In “legal”-themed novels and films, actual trials don’t take up the whole book or the movie’s entire running time: there are investigations, back-stories, drama outside the courtroom, and so forth. Novels have some advantage in presenting (and explaining) the intricacies of the law: films have to go for externalised action and drama rather than descriptions of people submitting writs and making legal motions. The Lincoln Lawyer follows the usual legal-film pattern, building nicely to a relatively brief but effective climactic trial sequence (then follows this with two or three “action” codas). We get the usual courtroom tropes: harsh cross-examination, surprise witnesses, rebukes from the judge, sniping between the opposing parties, last-minute revelations.
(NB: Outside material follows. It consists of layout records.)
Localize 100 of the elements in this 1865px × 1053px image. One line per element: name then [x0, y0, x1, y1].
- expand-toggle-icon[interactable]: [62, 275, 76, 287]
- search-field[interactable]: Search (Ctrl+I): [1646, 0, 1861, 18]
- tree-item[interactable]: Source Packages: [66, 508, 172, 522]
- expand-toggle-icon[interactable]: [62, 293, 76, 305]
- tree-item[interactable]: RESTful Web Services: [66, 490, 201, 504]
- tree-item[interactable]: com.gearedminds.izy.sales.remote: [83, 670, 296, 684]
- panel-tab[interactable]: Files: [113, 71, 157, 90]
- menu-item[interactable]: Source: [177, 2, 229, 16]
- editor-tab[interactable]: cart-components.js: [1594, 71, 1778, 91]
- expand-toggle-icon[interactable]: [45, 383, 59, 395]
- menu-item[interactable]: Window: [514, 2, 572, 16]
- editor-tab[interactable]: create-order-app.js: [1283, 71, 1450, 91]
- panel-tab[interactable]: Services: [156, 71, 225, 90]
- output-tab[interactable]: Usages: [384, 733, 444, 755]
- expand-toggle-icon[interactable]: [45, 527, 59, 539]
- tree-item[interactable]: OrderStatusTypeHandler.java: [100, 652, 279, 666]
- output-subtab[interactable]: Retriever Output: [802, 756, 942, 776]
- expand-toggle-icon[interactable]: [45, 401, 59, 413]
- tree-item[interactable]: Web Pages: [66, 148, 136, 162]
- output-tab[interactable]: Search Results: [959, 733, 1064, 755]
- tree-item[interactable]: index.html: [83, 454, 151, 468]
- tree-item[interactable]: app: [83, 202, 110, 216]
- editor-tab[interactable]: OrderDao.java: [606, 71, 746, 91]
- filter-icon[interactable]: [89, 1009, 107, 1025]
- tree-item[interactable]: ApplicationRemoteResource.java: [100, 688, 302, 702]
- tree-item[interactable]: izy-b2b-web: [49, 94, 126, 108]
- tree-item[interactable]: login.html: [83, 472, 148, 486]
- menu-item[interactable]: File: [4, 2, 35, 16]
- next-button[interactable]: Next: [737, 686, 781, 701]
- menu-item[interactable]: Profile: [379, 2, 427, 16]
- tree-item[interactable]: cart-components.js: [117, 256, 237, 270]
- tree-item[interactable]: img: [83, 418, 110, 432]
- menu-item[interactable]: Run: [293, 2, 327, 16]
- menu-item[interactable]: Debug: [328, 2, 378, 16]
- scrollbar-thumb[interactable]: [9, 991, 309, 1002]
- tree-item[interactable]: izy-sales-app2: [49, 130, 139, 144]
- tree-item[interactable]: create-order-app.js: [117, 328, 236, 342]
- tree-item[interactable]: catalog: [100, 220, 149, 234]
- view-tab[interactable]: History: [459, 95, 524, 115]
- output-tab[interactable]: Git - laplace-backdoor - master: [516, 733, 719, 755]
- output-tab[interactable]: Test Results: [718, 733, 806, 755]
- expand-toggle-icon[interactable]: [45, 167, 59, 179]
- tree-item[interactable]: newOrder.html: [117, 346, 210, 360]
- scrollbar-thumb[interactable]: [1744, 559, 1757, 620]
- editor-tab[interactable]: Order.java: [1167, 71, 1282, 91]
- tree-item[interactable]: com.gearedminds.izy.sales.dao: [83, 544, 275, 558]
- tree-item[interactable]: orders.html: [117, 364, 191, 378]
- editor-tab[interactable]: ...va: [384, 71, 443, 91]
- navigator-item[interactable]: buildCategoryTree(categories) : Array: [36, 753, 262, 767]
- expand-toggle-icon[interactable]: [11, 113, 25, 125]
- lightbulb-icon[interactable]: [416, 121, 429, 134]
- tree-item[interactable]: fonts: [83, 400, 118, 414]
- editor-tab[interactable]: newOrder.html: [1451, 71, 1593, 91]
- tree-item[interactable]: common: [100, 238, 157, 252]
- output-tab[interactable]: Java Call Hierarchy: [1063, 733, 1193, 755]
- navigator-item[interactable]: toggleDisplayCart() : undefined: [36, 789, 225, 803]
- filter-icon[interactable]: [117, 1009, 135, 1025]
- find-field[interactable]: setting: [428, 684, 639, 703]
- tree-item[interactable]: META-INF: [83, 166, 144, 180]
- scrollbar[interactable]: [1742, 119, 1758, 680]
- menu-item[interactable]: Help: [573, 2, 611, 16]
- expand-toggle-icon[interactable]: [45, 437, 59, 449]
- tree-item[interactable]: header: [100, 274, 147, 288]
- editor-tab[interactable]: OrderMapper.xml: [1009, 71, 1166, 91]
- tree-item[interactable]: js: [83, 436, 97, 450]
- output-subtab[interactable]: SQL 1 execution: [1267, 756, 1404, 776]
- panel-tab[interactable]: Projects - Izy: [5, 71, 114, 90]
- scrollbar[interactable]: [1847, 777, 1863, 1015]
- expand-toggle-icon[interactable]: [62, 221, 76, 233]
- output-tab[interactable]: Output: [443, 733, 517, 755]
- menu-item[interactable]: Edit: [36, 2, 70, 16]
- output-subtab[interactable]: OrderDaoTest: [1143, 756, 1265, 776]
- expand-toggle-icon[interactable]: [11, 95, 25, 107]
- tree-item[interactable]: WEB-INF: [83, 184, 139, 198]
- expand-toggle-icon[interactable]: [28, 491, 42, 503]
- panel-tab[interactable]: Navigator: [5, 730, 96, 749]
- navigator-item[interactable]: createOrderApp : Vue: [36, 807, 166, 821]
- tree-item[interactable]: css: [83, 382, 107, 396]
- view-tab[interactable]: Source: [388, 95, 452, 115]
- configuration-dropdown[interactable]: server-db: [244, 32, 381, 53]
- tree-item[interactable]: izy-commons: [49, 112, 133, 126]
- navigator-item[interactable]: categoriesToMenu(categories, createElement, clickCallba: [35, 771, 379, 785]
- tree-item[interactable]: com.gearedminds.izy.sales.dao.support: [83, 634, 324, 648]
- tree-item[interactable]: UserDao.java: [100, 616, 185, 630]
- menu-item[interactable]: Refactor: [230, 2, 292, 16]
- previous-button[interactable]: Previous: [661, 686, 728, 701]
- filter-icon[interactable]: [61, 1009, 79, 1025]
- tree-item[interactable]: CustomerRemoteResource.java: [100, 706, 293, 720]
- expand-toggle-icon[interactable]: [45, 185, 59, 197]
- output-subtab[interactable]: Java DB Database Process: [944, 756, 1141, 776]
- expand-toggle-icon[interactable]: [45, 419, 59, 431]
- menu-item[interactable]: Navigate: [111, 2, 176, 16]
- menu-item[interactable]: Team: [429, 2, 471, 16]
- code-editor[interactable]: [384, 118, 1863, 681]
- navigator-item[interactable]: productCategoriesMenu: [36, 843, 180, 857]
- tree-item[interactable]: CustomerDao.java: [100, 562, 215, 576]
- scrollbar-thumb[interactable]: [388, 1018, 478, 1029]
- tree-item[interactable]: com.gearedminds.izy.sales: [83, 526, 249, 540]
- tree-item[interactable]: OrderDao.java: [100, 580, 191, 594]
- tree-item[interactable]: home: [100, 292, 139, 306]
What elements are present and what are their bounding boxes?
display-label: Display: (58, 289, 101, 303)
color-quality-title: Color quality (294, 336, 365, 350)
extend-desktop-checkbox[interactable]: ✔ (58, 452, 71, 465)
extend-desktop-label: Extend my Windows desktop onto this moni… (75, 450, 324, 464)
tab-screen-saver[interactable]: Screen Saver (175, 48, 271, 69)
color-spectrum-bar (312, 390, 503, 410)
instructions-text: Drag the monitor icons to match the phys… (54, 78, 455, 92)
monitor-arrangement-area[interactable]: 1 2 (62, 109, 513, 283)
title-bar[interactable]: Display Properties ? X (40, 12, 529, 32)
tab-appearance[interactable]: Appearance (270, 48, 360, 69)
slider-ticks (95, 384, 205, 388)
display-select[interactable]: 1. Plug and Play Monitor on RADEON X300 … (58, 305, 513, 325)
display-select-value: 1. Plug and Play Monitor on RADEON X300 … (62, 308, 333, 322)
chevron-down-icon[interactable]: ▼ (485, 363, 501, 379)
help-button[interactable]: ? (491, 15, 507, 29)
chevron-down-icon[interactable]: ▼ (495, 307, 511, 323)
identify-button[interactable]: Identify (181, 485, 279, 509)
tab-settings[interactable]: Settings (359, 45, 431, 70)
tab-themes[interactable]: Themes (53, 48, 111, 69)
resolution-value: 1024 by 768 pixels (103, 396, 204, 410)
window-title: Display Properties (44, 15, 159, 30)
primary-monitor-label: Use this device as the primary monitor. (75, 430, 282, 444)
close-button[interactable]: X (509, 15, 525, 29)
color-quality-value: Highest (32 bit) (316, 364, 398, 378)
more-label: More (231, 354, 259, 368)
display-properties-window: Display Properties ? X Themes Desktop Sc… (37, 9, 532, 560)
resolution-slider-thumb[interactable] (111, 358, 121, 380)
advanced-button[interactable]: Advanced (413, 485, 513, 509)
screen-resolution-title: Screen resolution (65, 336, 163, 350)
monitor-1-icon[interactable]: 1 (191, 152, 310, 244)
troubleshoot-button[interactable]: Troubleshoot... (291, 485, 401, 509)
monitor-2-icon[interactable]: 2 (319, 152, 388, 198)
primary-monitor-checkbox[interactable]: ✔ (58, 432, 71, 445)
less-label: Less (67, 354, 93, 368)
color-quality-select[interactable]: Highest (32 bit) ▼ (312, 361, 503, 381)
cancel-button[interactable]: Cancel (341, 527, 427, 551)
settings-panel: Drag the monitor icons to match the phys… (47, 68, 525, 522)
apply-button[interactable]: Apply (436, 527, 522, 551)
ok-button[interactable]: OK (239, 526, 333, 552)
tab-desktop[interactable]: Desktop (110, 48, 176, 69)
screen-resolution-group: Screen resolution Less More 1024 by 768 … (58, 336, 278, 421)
However, The Lincoln Lawyer slips in two fairly crucial areas. First, the protagonist is not depicted as an especially talented “law-talking guy” (as Lionel Hutz would phrase it): Mickey is a mercenary glad-hander who apparently prefers to cut deals rather than go to trial. While this may be realistic—and Mickey isn’t supposed to be a crusader for justice, particularly since his clientele consists largely of low-lifes—it makes his character a bit more difficult to like. The film has to tread a fine line between Mickey-the-Funny-Shyster and Mickey-the-Handsome-Moral-Guy, and this sets up an unspoken conflict for the viewer, since he’s neither one nor the other. And he doesn’t even evolve from one into the other completely, although he does develop some sort of conscience as the film goes along. We admire Mickey’s clever trickery which ultimately sees justice done, but we don’t necessarily admire him personally (particularly since he largely reverts to his old habits as the movie ends).
Furthermore, since the moral compass of the trial is skewed (the film audience knows Louis is guilty but Mickey still has to work for his acquittal), there is no opportunity for any stirring closing argument or cathartic conclusion. Again, this might be “realistic”—justice isn’t always achieved openly and everyone has to develop their own moral code which is neither black nor white—but there is an expectation on the part of the audience that a narrative film will have some dramatic closure, and in a “legal” film, that usually comes in the major trial sequence. Instead, The Lincoln Lawyer spreads its conclusion over a series of concluding scenes, which lessens the impact slightly.
Earlier, I questioned the $40 million budget for The Lincoln Lawyer from the perspective of “I don’t see that $40 million on the screen.” Another viewpoint might be, what does this film have to offer that would justify a $40 million investment? Do the subject matter and/or performers seem likely to draw large audiences to cinemas? Frankly, if I’d been a producer examining the project, I don’t think I’d have been sanguine that a legal thriller—essentially, a drama with more talk than action, aimed at adults—would have had the potential to make money. It would have seemed perfectly satisfactory as a TV-movie or direct-to-DVD, but a theatrical film competing with flashy blockbusters? *shakes head dubiously* (It’s currently earned $58 million worldwide, which isn’t bad, but remember the budget)
That said, The Lincoln Lawyer is a satisfactory thriller with a twisty plot and good performances, and as such is slightly above average entertainment. It’s not Inherit the Wind or Twelve Angry Men or even “Perry Mason,” but the running time passed swiftly and painlessly and I didn’t feel defrauded.